Interactions et compatibilité
Synergiques
- Calcium : La vitamine D améliore l'absorption intestinale du calcium. La supplémentation combinée est couramment recommandée pour la santé osseuse, particulièrement chez les adultes âgés et les femmes ménopausées. Cependant, la supplémentation combinée en vitamine D et calcium a été associée à une incidence accrue de calculs rénaux dans certaines études.
- Magnésium : Le magnésium est un cofacteur nécessaire au métabolisme de la vitamine D; les enzymes qui convertissent la vitamine D en sa forme active (CYP2R1, CYP27B1) nécessitent du magnésium. Une carence en magnésium peut altérer l'activation de la vitamine D même lorsque l'apport en vitamine D est adéquat. La supplémentation en magnésium en parallèle avec la vitamine D est largement recommandée.
- Vitamine K2 (MK-4, MK-7) : La vitamine K2 dirige le calcium vers les os et les dents, empêchant son dépôt dans les artères et les tissus mous. La combinaison D-K2 est considérée comme synergique pour la santé osseuse et la sécurité cardiovasculaire, bien que les données probantes pour la protection cardiovasculaire de la K2 soient encore en développement.
- Vitamine D3 (Cholécalciférol) : La D2 et la D3 peuvent être prises ensemble. Certains professionnels de la santé prescrivent la D2 hebdomadaire pour la correction aiguë tout en recommandant aussi la D3 quotidienne pour l'entretien. Les deux contribuent aux taux sériques totaux de 25(OH)D.
- Zinc : La vitamine D pourrait améliorer l'absorption du zinc. Certains praticiens recommandent le zinc en parallèle avec la vitamine D pour le soutien immunitaire.
- Bore : Le bore pourrait soutenir le métabolisme de la vitamine D et réduire l'excrétion urinaire de calcium et de magnésium.
Prudence / À éviter
- Diurétiques thiazidiques (hydrochlorothiazide, chlorthalidone, indapamide) : peuvent augmenter les taux sériques de calcium lorsque combinés avec la vitamine D, menant potentiellement à une hypercalcémie. Surveiller les taux de calcium.

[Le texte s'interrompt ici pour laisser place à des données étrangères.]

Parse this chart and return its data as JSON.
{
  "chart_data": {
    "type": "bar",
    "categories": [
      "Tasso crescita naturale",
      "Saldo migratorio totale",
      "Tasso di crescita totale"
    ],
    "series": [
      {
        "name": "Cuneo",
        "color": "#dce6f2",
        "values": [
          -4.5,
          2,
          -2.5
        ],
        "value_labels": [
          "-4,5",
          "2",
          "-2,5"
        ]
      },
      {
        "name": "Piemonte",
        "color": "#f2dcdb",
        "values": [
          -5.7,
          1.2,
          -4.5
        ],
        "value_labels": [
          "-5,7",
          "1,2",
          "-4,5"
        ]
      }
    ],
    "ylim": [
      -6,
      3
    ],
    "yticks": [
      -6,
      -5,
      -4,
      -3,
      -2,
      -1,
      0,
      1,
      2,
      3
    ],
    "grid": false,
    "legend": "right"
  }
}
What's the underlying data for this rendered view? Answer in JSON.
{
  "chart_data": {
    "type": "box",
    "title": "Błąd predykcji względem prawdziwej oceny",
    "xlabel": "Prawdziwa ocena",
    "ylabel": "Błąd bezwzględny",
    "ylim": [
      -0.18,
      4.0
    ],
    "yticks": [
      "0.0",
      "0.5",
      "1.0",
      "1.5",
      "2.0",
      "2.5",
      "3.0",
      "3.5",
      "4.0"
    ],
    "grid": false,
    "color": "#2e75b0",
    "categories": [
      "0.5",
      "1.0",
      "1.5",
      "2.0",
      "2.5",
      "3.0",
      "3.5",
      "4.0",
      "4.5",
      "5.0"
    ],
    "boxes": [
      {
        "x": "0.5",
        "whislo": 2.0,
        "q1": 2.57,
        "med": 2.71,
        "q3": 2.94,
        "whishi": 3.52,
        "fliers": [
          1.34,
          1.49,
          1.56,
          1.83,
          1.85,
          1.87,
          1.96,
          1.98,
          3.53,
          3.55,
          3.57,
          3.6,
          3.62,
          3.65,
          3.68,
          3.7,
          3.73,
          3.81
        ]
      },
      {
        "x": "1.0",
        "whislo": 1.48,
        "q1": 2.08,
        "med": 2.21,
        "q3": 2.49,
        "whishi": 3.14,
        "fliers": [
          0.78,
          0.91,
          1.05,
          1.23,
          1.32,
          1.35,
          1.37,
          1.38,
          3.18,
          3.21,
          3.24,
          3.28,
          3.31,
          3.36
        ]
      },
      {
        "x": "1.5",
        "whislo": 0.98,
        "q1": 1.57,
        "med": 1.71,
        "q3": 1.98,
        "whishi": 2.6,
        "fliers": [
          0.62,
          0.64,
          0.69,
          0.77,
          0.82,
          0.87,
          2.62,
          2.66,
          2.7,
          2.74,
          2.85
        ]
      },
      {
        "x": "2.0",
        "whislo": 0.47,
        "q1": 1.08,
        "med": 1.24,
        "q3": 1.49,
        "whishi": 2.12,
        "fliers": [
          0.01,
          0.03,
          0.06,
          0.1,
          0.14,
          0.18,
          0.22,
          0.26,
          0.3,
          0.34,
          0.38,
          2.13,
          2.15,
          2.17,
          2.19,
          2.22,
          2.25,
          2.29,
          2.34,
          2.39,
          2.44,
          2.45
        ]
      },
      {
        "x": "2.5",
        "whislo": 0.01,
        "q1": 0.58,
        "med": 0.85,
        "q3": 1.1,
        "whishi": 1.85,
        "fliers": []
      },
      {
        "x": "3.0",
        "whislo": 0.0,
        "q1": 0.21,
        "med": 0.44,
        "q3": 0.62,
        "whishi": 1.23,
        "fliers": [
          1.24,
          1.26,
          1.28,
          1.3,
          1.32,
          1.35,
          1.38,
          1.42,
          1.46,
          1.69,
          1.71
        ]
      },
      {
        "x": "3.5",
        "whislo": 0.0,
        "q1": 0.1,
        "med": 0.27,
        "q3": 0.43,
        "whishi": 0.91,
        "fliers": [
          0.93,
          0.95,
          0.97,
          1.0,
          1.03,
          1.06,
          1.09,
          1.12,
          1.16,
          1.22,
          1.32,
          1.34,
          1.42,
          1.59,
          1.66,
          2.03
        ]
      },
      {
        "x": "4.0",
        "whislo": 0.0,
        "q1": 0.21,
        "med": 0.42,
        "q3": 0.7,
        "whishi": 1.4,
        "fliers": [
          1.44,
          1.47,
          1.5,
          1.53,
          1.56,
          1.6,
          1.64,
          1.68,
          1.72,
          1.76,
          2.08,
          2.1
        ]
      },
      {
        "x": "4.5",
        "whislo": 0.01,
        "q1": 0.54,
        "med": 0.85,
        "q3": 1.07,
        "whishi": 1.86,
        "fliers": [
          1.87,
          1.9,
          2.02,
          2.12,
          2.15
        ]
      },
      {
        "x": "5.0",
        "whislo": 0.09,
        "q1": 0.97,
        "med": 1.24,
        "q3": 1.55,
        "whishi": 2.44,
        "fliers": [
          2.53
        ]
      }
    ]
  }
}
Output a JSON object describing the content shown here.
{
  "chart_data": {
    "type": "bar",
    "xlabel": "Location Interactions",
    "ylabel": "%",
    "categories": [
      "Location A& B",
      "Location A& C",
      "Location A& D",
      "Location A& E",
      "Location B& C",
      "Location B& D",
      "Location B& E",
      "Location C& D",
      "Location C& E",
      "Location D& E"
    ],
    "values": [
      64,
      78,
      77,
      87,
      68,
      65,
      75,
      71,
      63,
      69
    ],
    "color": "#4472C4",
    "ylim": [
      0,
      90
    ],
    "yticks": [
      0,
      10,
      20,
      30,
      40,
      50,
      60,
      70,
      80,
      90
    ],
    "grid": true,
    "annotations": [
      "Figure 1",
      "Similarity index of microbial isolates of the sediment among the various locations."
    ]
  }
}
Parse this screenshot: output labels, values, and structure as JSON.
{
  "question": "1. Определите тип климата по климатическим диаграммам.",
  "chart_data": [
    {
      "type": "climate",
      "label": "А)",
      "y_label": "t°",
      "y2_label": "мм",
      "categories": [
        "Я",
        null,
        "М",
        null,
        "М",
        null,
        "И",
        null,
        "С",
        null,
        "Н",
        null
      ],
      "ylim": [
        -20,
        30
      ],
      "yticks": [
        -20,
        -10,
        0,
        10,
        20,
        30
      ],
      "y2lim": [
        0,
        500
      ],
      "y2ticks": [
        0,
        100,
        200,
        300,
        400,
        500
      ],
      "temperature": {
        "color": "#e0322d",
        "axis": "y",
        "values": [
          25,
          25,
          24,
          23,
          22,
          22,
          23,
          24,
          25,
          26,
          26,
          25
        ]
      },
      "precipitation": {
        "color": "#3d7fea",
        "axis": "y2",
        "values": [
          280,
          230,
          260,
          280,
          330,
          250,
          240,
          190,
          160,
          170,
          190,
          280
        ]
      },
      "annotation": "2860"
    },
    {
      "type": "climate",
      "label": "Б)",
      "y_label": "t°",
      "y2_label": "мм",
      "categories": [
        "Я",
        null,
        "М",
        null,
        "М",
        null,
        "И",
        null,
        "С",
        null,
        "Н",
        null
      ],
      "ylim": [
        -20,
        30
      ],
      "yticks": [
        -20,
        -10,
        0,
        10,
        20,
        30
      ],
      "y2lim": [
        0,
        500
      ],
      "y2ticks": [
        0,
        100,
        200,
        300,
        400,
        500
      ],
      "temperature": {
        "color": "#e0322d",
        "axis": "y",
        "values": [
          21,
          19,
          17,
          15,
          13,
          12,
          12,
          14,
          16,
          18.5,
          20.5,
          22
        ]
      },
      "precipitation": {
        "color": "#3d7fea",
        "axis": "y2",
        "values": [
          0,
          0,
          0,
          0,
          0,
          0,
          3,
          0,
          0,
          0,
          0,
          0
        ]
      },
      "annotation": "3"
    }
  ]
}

- Atorvastatine et autres statines : la vitamine D peut réduire les taux sanguins d'atorvastatine, bien qu'elle aide aussi à réduire les concentrations de cholestérol. La signification clinique varie; une surveillance est recommandée.
- Antiacides à base d'hydroxyde d'aluminium : la vitamine D peut augmenter l'absorption et le taux sanguin d'aluminium. Éviter l'utilisation prolongée concomitante.
- Orlistat (médicament pour la perte de poids) : peut réduire l'absorption de la vitamine D en bloquant l'absorption des gras alimentaires.
- Cholestyramine et Colestipol (chélateurs des acides biliaires) : peuvent réduire l'absorption de la vitamine D.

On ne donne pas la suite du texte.